A vida de Elza Monnerat
Desde início uma pergunta se coloca: Por que Elza? Não foi a principal, ou uma das principais dirigentes, nem foi a grande liderança popular do Partido Comunista no Brasil. Não exerceu cargos no parlamento e nem se caracterizou como grande oradora. Tímida, não gostava de falar nem mesmo em reuniões partidárias. Em situações normais o nome desta mulher extraordinária não constaria da lista de ícones da esquerda revolucionária brasileira. Então, repito, por que Elza?
O livro de Verônica Bercht é uma resposta esclarecedora a esta questão. Porque são pessoas como ela que constituem os alicerces de sustentação de todas organizações revolucionárias e da própria construção do socialismo renovado. Por isso mesmo são imprescindíveis e devem ser melhor conhecidas.
Elza, aos 88 anos, é um exemplo de militante comunista. Entrou para o Partido em 1945 e nele, por vários anos se dedicou às tarefas cotidianas de todo ativista de base. Alguns anos depois passou a ter uma função de maior responsabilidade partidária atuando junto à comissão de finanças do comitê regional do Distrito Federal. Naquela época a jovem Elza já demonstrava a sua ousadia ao escalar o Morro Dois Irmãos, no Rio de Janeiro, para pichar o nome de Stálin. Inscrição que coube ao tempo apagar.
Elza é uma mulher de princípios. No final da década de 1950, se opôs aos desvios reformistas da direção nacional do PCB. Quando foram encaminhados ao Tribunal Superior Eleitoral um novo programa e estatuto, com os quais criava-se, na verdade, um novo partido, ela foi uma das pessoas que se rebelaram e assinaram a Carta dos 100. Em seguida, rompeu com a direção liquidacionista do PCB e participou da Conferência Extraordinária que reorganizou o PC do Brasil, em 1962, passando a compor, pela primeira vez, a direção nacional do Partido. Na direção ajudou, como revisora, no processo de elaboração do jornal A Classe Operária.
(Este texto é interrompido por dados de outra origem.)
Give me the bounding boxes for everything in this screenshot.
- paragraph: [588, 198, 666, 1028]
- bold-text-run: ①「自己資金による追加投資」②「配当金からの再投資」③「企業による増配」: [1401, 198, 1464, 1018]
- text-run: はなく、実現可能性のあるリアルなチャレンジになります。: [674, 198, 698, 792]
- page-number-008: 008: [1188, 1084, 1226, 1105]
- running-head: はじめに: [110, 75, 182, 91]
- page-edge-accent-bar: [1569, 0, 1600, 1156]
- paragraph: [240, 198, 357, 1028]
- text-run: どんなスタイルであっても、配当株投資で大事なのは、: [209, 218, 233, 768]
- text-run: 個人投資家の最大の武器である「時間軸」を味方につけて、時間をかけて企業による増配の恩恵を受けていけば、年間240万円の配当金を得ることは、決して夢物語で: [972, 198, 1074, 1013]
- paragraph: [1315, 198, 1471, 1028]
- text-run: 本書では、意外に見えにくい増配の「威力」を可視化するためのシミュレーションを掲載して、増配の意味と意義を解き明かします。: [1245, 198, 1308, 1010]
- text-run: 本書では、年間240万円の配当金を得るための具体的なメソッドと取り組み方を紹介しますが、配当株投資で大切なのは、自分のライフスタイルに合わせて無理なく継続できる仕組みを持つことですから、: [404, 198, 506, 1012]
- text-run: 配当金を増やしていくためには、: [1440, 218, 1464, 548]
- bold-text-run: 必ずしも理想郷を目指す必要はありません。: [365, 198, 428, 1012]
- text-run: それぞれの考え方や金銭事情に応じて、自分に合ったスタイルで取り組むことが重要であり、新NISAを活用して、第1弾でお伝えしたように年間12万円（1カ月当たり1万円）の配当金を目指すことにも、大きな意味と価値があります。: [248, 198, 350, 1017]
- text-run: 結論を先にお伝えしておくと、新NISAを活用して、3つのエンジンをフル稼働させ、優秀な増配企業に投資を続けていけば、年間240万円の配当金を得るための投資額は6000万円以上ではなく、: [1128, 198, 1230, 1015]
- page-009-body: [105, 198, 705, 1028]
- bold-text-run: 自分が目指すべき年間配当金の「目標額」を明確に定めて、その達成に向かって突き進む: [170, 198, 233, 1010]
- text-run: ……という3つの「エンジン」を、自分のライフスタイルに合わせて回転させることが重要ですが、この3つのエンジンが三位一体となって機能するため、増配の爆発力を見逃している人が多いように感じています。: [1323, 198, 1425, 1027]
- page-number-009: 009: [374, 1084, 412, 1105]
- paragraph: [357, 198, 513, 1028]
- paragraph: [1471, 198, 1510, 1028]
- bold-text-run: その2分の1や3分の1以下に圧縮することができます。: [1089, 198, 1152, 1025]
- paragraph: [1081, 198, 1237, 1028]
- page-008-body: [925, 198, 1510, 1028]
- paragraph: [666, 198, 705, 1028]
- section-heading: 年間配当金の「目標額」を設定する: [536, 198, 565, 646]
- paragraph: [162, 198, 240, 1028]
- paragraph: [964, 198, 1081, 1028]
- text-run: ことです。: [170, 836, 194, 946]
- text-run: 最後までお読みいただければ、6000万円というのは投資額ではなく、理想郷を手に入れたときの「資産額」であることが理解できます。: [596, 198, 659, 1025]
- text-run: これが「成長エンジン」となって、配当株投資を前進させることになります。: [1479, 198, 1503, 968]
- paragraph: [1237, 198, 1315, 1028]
Após o golpe militar de 1964 passou a ser a responsável pela montagem dos aparelhos nos quais se reuniam os membros do Comitê Central. Era ela que buscava e levava os dirigentes para as reuniões clandestinas. A partir de 1967 ela se dedica à montagem da guerrilha na região do Araguaia. Dona Maria, como era conhecida ali, caminhava por quilômetros à fio ao lado de outras guerrilheiras mais jovens.
Elza é, acima de tudo, uma mulher de coragem. Sua primeira e única prisão se deu em dezembro de 1976, quando já estava com 63 anos, durante a queda da Lapa. Foi presa cumprindo mais uma vez a tarefa de conduzir os membros do Comitê Central para longe do aparelho partidário. Não deu sossego aos seus captores: ainda quando era conduzida ao DOI-Codi, encapuzada e cercada de policiais, gritava “Abaixo a ditadura”. Os policiais tiveram dificuldade para fazê-la calar-se. Ela queria que as pessoas que estivessem passando soubessem que ali estava uma militante revolucionária que não se rendia.
Durante o tempo em que permaneceu aprisionada foi torturada e se comportou de maneira exemplar. Anos depois de sua prisão continuou a dar trabalho à ditadura, participando de uma greve de fome patrocinada pelos presos políticos brasileiros. Ela só seria libertada em 31 de agosto de 1979, após a anistia. A imagem que ficou de sua libertação era de uma senhora magra, de cabelos brancos, utilizando uma calça jeans e trazendo um indisfarçável sorriso nos lábios, o sorriso de uma pessoa vitoriosa.
Durante todos estes anos, Elza nunca esteve no centro do palco, mas estava lá, participando das principais cenas. Ela esteve presente em todos os momentos decisivos da vida do PCdoB. João Amazonas afirmou sobre Elza: “E ela impregnada desse sentimento (de amor e dedicação ao partido e ao povo) realizou tarefas que foram importantíssimas para a sobrevivência do Partido”. Diante da questão “por que Elza?”, responderia: “Porque ela é o exemplo de uma revolucionária”.
Numa época marcada pela ofensiva política e ideológica do neoliberalismo, na qual predominam valores anti-sociais como o individualismo, o egoísmo – a lógica do cada um por si – a biografia de Elza é uma demonstração inequívoca de que uma nova humanidade é possível e que os poderosos de plantão, apesar das aparências, não são invencíveis. O exemplo de vida de Elza e seu sorriso de criança são poderosos aríetes contra os muros já apodrecidos dessa ordem injusta do capital.
Por tudo isso, este livro de Verônica Bercht é essencial não só para quem deseja conhecer a vida dessa mulher extraordinária, mas também para aqueles que desejam conhecer melhor a história de luta do povo brasileiro.